In the aftermath of the removal of Scientific Disturbance licenses previously held by members of the North West Raptor  Protection Group, RSPB licensed field workers have now taken over responsibility to fill the gap covering Bowland’s privately owned shooting estates previously out of bounds to the RSPB. This is a welcome development and would seem to indicate the ban restricting the Society’s entry upon these privately owned moorlands has at long last been lifted.

On Sunday 17 April the first of a number of peregrine nests located outside the United Utilities boundary was visited by two RSPB licensed field workers where a ground nest was quickly located on the Abbeystead estate containing four freshly laid eggs. Today Monday 1 May RSPB workers were observed visiting a second Bowland estate at Bleasdale where licensed field workers began their search for occupied nests on the western side of the estate.

Raptor Politics wishes every success to this approved venture and would like to thank the landowners and their estate keepers for providing access and permitting these visits to proceed, whereas in the past RSPB access to these estates has been denied. Let us just hope, funded provided by the £317,000 lottery grant, the RSPB’s involvement upon all of Bowland’s shooting estates will very quickly lead to the return of a viable population of hen harriers as well as peregrine into these locations.


6 comments to RSPB now monitoring raptor nests on Bowland’s Private Shooting estates

  • John Miles

    Here at Geltsdale the same can not take place. With no Hen Harriers [used to be 6 pairs] or Peregrine Falcons [ used to be 5 pairs] now nesting on neighbouring estates access by any one with a license working for the RSPB is prohibited; even staff from Natural England must first obtain landowner approval to enter.

  • nirofo

    God help the Raptors, that’s all I’ve got to say !!!


  • As NIROFO rightly states – God help the raptors !!
    I would not even let these people near them as I have seen the handiwork of these people in N. Ireland – they should not be allowed out !! If I owned that estate I would have serious reservations about these people plundering aimlessly and clueless over my land – I would have them removed immediately. Talking about the blind leading the blind, these people when let loose are not even trained in raptor management and how to approach the nests of these birds without causing undue and deliberate disturbance.
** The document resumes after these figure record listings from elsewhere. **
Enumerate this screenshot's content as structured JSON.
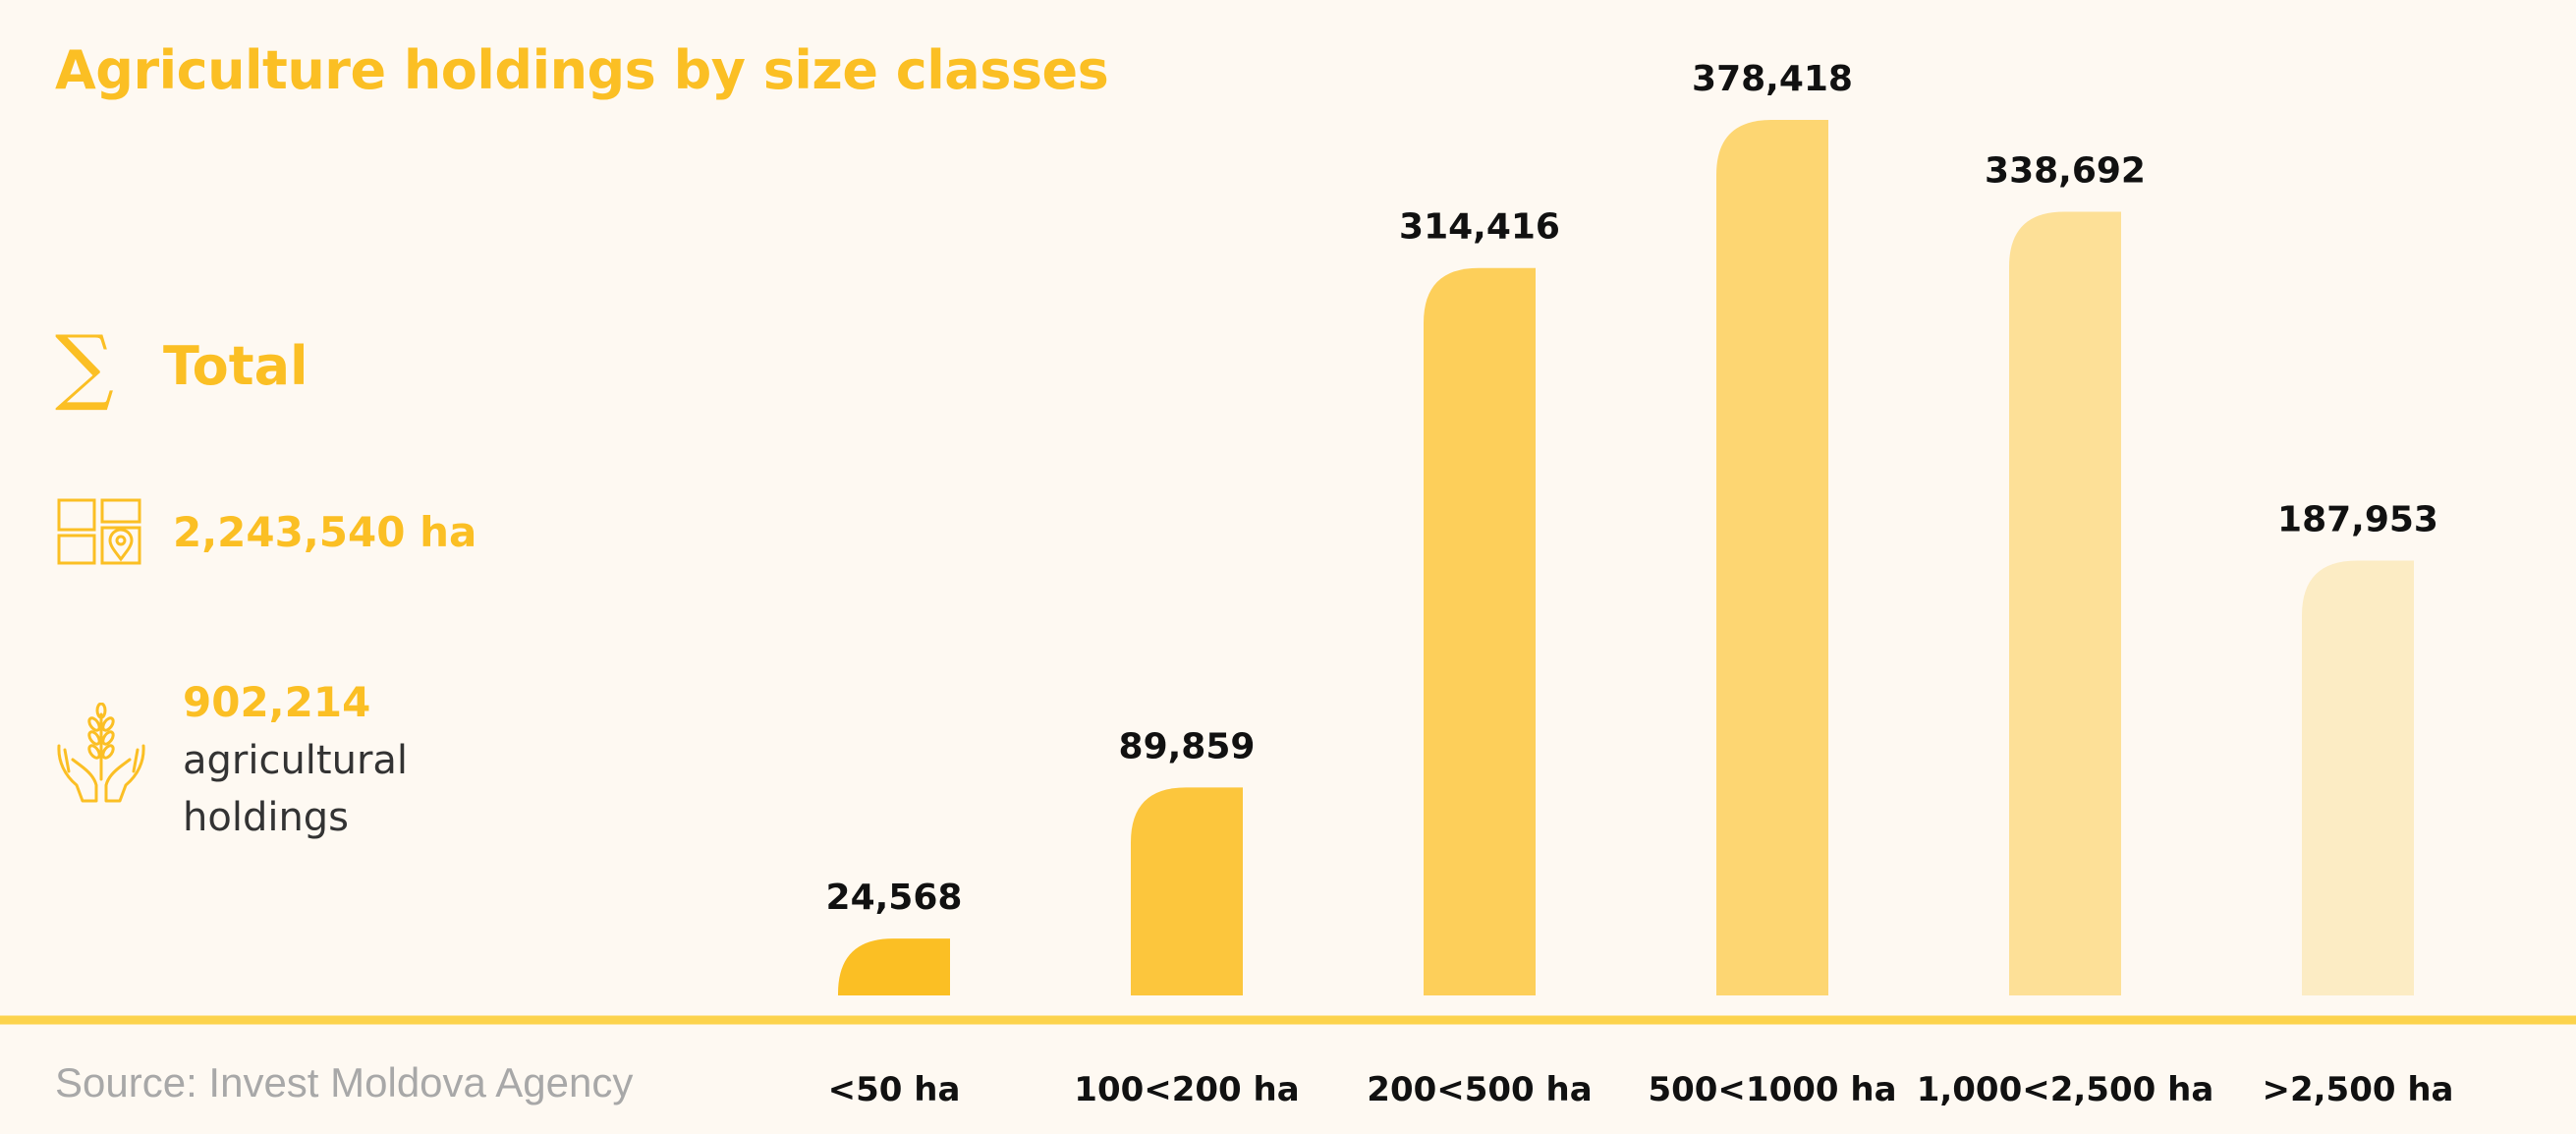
{
  "header": {
    "title": "Agriculture holdings by size classes"
  },
  "summary": {
    "total_label": "Total",
    "sigma_symbol": "∑",
    "area_value": "2,243,540 ha",
    "holdings_value": "902,214",
    "holdings_label": "agricultural holdings"
  },
  "footer": {
    "source": "Source: Invest Moldova Agency"
  },
  "colors": {
    "accent": "#fbbf24",
    "baseline": "#fcd34d",
    "bars": [
      "#fbbf24",
      "#fcc63d",
      "#fdcf5a",
      "#fdd672",
      "#fde097",
      "#fcecc4"
    ]
  },
  "chart_data": {
    "type": "bar",
    "title": "Agriculture holdings by size classes",
    "xlabel": "",
    "ylabel": "",
    "categories": [
      "<50 ha",
      "100<200 ha",
      "200<500 ha",
      "500<1000 ha",
      "1,000<2,500 ha",
      ">2,500 ha"
    ],
    "values": [
      24568,
      89859,
      314416,
      378418,
      338692,
      187953
    ],
    "value_labels": [
      "24,568",
      "89,859",
      "314,416",
      "378,418",
      "338,692",
      "187,953"
    ],
    "ylim": [
      0,
      378418
    ],
    "grid": false,
    "legend": "none"
  }
}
At one Hen Harrier tree -nest in N. Ireland the RSPB field-workers visited the nest not once – but at least 29 times – subsequently the nest failed !! They are a danger not only to the raptors but also themselves. Get the NWRPG reinstated before things seteriorate even further this year. As I have stated previously – it is no circus for Hen Harriers anymore !!

  • paul williams

    RSPB to monitor private estates…why??? What about the mess and total lack of hen harriers, peregrines and now the disappearnce of the pair of eagle owls on their own estates at Geltsdale. How can we trust the RSPB to monitor the UU estate without making a balls up!
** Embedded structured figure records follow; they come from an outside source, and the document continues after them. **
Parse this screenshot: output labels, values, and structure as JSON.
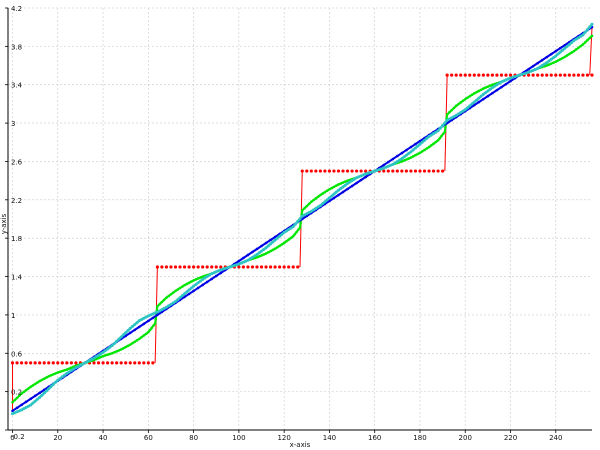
{
  "chart_data": {
    "type": "line",
    "title": "",
    "xlabel": "x-axis",
    "ylabel": "y-axis",
    "xlim": [
      -2,
      256
    ],
    "ylim": [
      -0.2,
      4.2
    ],
    "grid": true,
    "legend": "none",
    "x_ticks": [
      0,
      20,
      40,
      60,
      80,
      100,
      120,
      140,
      160,
      180,
      200,
      220,
      240
    ],
    "x_tick_labels": [
      "0",
      "20",
      "40",
      "60",
      "80",
      "100",
      "120",
      "140",
      "160",
      "180",
      "200",
      "220",
      "240"
    ],
    "y_ticks": [
      -0.2,
      0.2,
      0.6,
      1,
      1.4,
      1.8,
      2.2,
      2.6,
      3,
      3.4,
      3.8,
      4.2
    ],
    "y_tick_labels": [
      "-0.2",
      "0.2",
      "0.6",
      "1",
      "1.4",
      "1.8",
      "2.2",
      "2.6",
      "3",
      "3.4",
      "3.8",
      "4.2"
    ],
    "series": [
      {
        "color": "#ff0000",
        "marker_size": 1.6,
        "x": [
          0,
          63.9,
          64,
          127.9,
          128,
          191.9,
          192,
          255.9,
          256
        ],
        "values": [
          0,
          0,
          1,
          1,
          2,
          2,
          3,
          3,
          4
        ],
        "points": [
          [
            0,
            0.5
          ],
          [
            2,
            0.5
          ],
          [
            4,
            0.5
          ],
          [
            6,
            0.5
          ],
          [
            8,
            0.5
          ],
          [
            10,
            0.5
          ],
          [
            12,
            0.5
          ],
          [
            14,
            0.5
          ],
          [
            16,
            0.5
          ],
          [
            18,
            0.5
          ],
          [
            20,
            0.5
          ],
          [
            22,
            0.5
          ],
          [
            24,
            0.5
          ],
          [
            26,
            0.5
          ],
          [
            28,
            0.5
          ],
          [
            30,
            0.5
          ],
          [
            32,
            0.5
          ],
          [
            34,
            0.5
          ],
          [
            36,
            0.5
          ],
          [
            38,
            0.5
          ],
          [
            40,
            0.5
          ],
          [
            42,
            0.5
          ],
          [
            44,
            0.5
          ],
          [
            46,
            0.5
          ],
          [
            48,
            0.5
          ],
          [
            50,
            0.5
          ],
          [
            52,
            0.5
          ],
          [
            54,
            0.5
          ],
          [
            56,
            0.5
          ],
          [
            58,
            0.5
          ],
          [
            60,
            0.5
          ],
          [
            62,
            0.5
          ],
          [
            64,
            1.5
          ],
          [
            66,
            1.5
          ],
          [
            68,
            1.5
          ],
          [
            70,
            1.5
          ],
          [
            72,
            1.5
          ],
          [
            74,
            1.5
          ],
          [
            76,
            1.5
          ],
          [
            78,
            1.5
          ],
          [
            80,
            1.5
          ],
          [
            82,
            1.5
          ],
          [
            84,
            1.5
          ],
          [
            86,
            1.5
          ],
          [
            88,
            1.5
          ],
          [
            90,
            1.5
          ],
          [
            92,
            1.5
          ],
          [
            94,
            1.5
          ],
          [
            96,
            1.5
          ],
          [
            98,
            1.5
          ],
          [
            100,
            1.5
          ],
          [
            102,
            1.5
          ],
          [
            104,
            1.5
          ],
          [
            106,
            1.5
          ],
          [
            108,
            1.5
          ],
          [
            110,
            1.5
          ],
          [
            112,
            1.5
          ],
          [
            114,
            1.5
          ],
          [
            116,
            1.5
          ],
          [
            118,
            1.5
          ],
          [
            120,
            1.5
          ],
          [
            122,
            1.5
          ],
          [
            124,
            1.5
          ],
          [
            126,
            1.5
          ],
          [
            128,
            2.5
          ],
          [
            130,
            2.5
          ],
          [
            132,
            2.5
          ],
          [
            134,
            2.5
          ],
          [
            136,
            2.5
          ],
          [
            138,
            2.5
          ],
          [
            140,
            2.5
          ],
          [
            142,
            2.5
          ],
          [
            144,
            2.5
          ],
          [
            146,
            2.5
          ],
          [
            148,
            2.5
          ],
          [
            150,
            2.5
          ],
          [
            152,
            2.5
          ],
          [
            154,
            2.5
          ],
          [
            156,
            2.5
          ],
          [
            158,
            2.5
          ],
          [
            160,
            2.5
          ],
          [
            162,
            2.5
          ],
          [
            164,
            2.5
          ],
          [
            166,
            2.5
          ],
          [
            168,
            2.5
          ],
          [
            170,
            2.5
          ],
          [
            172,
            2.5
          ],
          [
            174,
            2.5
          ],
          [
            176,
            2.5
          ],
          [
            178,
            2.5
          ],
          [
            180,
            2.5
          ],
          [
            182,
            2.5
          ],
          [
            184,
            2.5
          ],
          [
            186,
            2.5
          ],
          [
            188,
            2.5
          ],
          [
            190,
            2.5
          ],
          [
            192,
            3.5
          ],
          [
            194,
            3.5
          ],
          [
            196,
            3.5
          ],
          [
            198,
            3.5
          ],
          [
            200,
            3.5
          ],
          [
            202,
            3.5
          ],
          [
            204,
            3.5
          ],
          [
            206,
            3.5
          ],
          [
            208,
            3.5
          ],
          [
            210,
            3.5
          ],
          [
            212,
            3.5
          ],
          [
            214,
            3.5
          ],
          [
            216,
            3.5
          ],
          [
            218,
            3.5
          ],
          [
            220,
            3.5
          ],
          [
            222,
            3.5
          ],
          [
            224,
            3.5
          ],
          [
            226,
            3.5
          ],
          [
            228,
            3.5
          ],
          [
            230,
            3.5
          ],
          [
            232,
            3.5
          ],
          [
            234,
            3.5
          ],
          [
            236,
            3.5
          ],
          [
            238,
            3.5
          ],
          [
            240,
            3.5
          ],
          [
            242,
            3.5
          ],
          [
            244,
            3.5
          ],
          [
            246,
            3.5
          ],
          [
            248,
            3.5
          ],
          [
            250,
            3.5
          ],
          [
            252,
            3.5
          ],
          [
            254,
            3.5
          ],
          [
            256,
            3.5
          ]
        ],
        "step_lines": [
          [
            [
              0,
              0
            ],
            [
              0,
              0.5
            ]
          ],
          [
            [
              63,
              0.5
            ],
            [
              64,
              1.5
            ]
          ],
          [
            [
              127,
              1.5
            ],
            [
              128,
              2.5
            ]
          ],
          [
            [
              191,
              2.5
            ],
            [
              192,
              3.5
            ]
          ],
          [
            [
              255,
              3.5
            ],
            [
              256,
              4
            ]
          ]
        ]
      },
      {
        "color": "#00e600",
        "marker_size": 1.3,
        "points": [
          [
            0,
            0.09
          ],
          [
            4,
            0.18
          ],
          [
            8,
            0.25
          ],
          [
            12,
            0.31
          ],
          [
            16,
            0.36
          ],
          [
            20,
            0.4
          ],
          [
            24,
            0.43
          ],
          [
            28,
            0.47
          ],
          [
            32,
            0.5
          ],
          [
            36,
            0.53
          ],
          [
            40,
            0.57
          ],
          [
            44,
            0.6
          ],
          [
            48,
            0.64
          ],
          [
            52,
            0.69
          ],
          [
            56,
            0.75
          ],
          [
            60,
            0.82
          ],
          [
            63,
            0.91
          ],
          [
            64,
            1.09
          ],
          [
            68,
            1.18
          ],
          [
            72,
            1.25
          ],
          [
            76,
            1.31
          ],
          [
            80,
            1.36
          ],
          [
            84,
            1.4
          ],
          [
            88,
            1.43
          ],
          [
            92,
            1.47
          ],
          [
            96,
            1.5
          ],
          [
            100,
            1.53
          ],
          [
            104,
            1.57
          ],
          [
            108,
            1.6
          ],
          [
            112,
            1.64
          ],
          [
            116,
            1.69
          ],
          [
            120,
            1.75
          ],
          [
            124,
            1.82
          ],
          [
            127,
            1.91
          ],
          [
            128,
            2.09
          ],
          [
            132,
            2.18
          ],
          [
            136,
            2.25
          ],
          [
            140,
            2.31
          ],
          [
            144,
            2.36
          ],
          [
            148,
            2.4
          ],
          [
            152,
            2.43
          ],
          [
            156,
            2.47
          ],
          [
            160,
            2.5
          ],
          [
            164,
            2.53
          ],
          [
            168,
            2.57
          ],
          [
            172,
            2.6
          ],
          [
            176,
            2.64
          ],
          [
            180,
            2.69
          ],
          [
            184,
            2.75
          ],
          [
            188,
            2.82
          ],
          [
            191,
            2.91
          ],
          [
            192,
            3.09
          ],
          [
            196,
            3.18
          ],
          [
            200,
            3.25
          ],
          [
            204,
            3.31
          ],
          [
            208,
            3.36
          ],
          [
            212,
            3.4
          ],
          [
            216,
            3.43
          ],
          [
            220,
            3.47
          ],
          [
            224,
            3.5
          ],
          [
            228,
            3.53
          ],
          [
            232,
            3.57
          ],
          [
            236,
            3.6
          ],
          [
            240,
            3.64
          ],
          [
            244,
            3.69
          ],
          [
            248,
            3.75
          ],
          [
            252,
            3.82
          ],
          [
            256,
            3.91
          ]
        ]
      },
      {
        "color": "#0000e6",
        "marker_size": 1.3,
        "points": [
          [
            0,
            0
          ],
          [
            8,
            0.125
          ],
          [
            16,
            0.25
          ],
          [
            24,
            0.375
          ],
          [
            32,
            0.5
          ],
          [
            40,
            0.625
          ],
          [
            48,
            0.75
          ],
          [
            56,
            0.875
          ],
          [
            64,
            1
          ],
          [
            72,
            1.125
          ],
          [
            80,
            1.25
          ],
          [
            88,
            1.375
          ],
          [
            96,
            1.5
          ],
          [
            104,
            1.625
          ],
          [
            112,
            1.75
          ],
          [
            120,
            1.875
          ],
          [
            128,
            2
          ],
          [
            136,
            2.125
          ],
          [
            144,
            2.25
          ],
          [
            152,
            2.375
          ],
          [
            160,
            2.5
          ],
          [
            168,
            2.625
          ],
          [
            176,
            2.75
          ],
          [
            184,
            2.875
          ],
          [
            192,
            3
          ],
          [
            200,
            3.125
          ],
          [
            208,
            3.25
          ],
          [
            216,
            3.375
          ],
          [
            224,
            3.5
          ],
          [
            232,
            3.625
          ],
          [
            240,
            3.75
          ],
          [
            248,
            3.875
          ],
          [
            256,
            4
          ]
        ]
      },
      {
        "color": "#2ec4c4",
        "marker_size": 1.5,
        "points": [
          [
            0,
            -0.03
          ],
          [
            4,
            0.01
          ],
          [
            8,
            0.06
          ],
          [
            12,
            0.14
          ],
          [
            16,
            0.23
          ],
          [
            20,
            0.32
          ],
          [
            24,
            0.39
          ],
          [
            28,
            0.45
          ],
          [
            32,
            0.5
          ],
          [
            36,
            0.55
          ],
          [
            40,
            0.61
          ],
          [
            44,
            0.68
          ],
          [
            48,
            0.77
          ],
          [
            52,
            0.86
          ],
          [
            56,
            0.94
          ],
          [
            60,
            0.99
          ],
          [
            64,
            1.03
          ],
          [
            68,
            1.08
          ],
          [
            72,
            1.14
          ],
          [
            76,
            1.22
          ],
          [
            80,
            1.3
          ],
          [
            84,
            1.37
          ],
          [
            88,
            1.43
          ],
          [
            92,
            1.47
          ],
          [
            96,
            1.5
          ],
          [
            100,
            1.53
          ],
          [
            104,
            1.57
          ],
          [
            108,
            1.63
          ],
          [
            112,
            1.7
          ],
          [
            116,
            1.78
          ],
          [
            120,
            1.86
          ],
          [
            124,
            1.92
          ],
          [
            128,
            2.03
          ],
          [
            132,
            2.08
          ],
          [
            136,
            2.14
          ],
          [
            140,
            2.22
          ],
          [
            144,
            2.3
          ],
          [
            148,
            2.37
          ],
          [
            152,
            2.43
          ],
          [
            156,
            2.47
          ],
          [
            160,
            2.5
          ],
          [
            164,
            2.53
          ],
          [
            168,
            2.57
          ],
          [
            172,
            2.63
          ],
          [
            176,
            2.7
          ],
          [
            180,
            2.78
          ],
          [
            184,
            2.86
          ],
          [
            188,
            2.92
          ],
          [
            192,
            3.03
          ],
          [
            196,
            3.08
          ],
          [
            200,
            3.14
          ],
          [
            204,
            3.22
          ],
          [
            208,
            3.3
          ],
          [
            212,
            3.37
          ],
          [
            216,
            3.43
          ],
          [
            220,
            3.47
          ],
          [
            224,
            3.5
          ],
          [
            228,
            3.53
          ],
          [
            232,
            3.57
          ],
          [
            236,
            3.63
          ],
          [
            240,
            3.7
          ],
          [
            244,
            3.78
          ],
          [
            248,
            3.86
          ],
          [
            252,
            3.92
          ],
          [
            256,
            4.03
          ]
        ]
      }
    ]
  }
}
  • It has been proven time and time again that a number of licensed RSPB field workers in Bowland did not follow best practice or adhere to their licence conditions as required last year; for instance one serial nest visitor visiting a ground nesting peregrine with his grandson he was asked not to visit. Keeping a pair of peregrines from their ground nest for at least one hour twenty minutes. Visiting three additional hen harrier territories without coordinating any of the visits with the hen harrier coordinator. Placing a camera at a hen harrier nest without even informing Natural England beforehand. And what did the NWRPG do, report these instances for action by Natural England but ended up loosing their licensed for other people’s transgressions.

    God help the Raptors on Bowland, perhaps that is why the land owners are happy to let the RSPB workers visit nests on their property because they know that it will be a sure fired way of nest failure in many cases. If the RSPB are unable to prevent the loss of six pairs of hen harriers, five pairs of peregrines and this year the pair of eagle owls on their own property at Geltsdale, how in Gods name can they expect to protect birds on someone else’s property I wonder!. The whole thing is a farce in my opinion and the dedicated and experienced raptor workers can only stand by and wait for the disasters that will surely happen.

  • nirofo

    My sentiments exactly Chrissie.

    Been there, seen it in action many times, been wearing the same T-shirt for years. I’m afraid a leopard cannot change it’s spots any more than the RSPB can learn by it’s increasingly frequent blunders.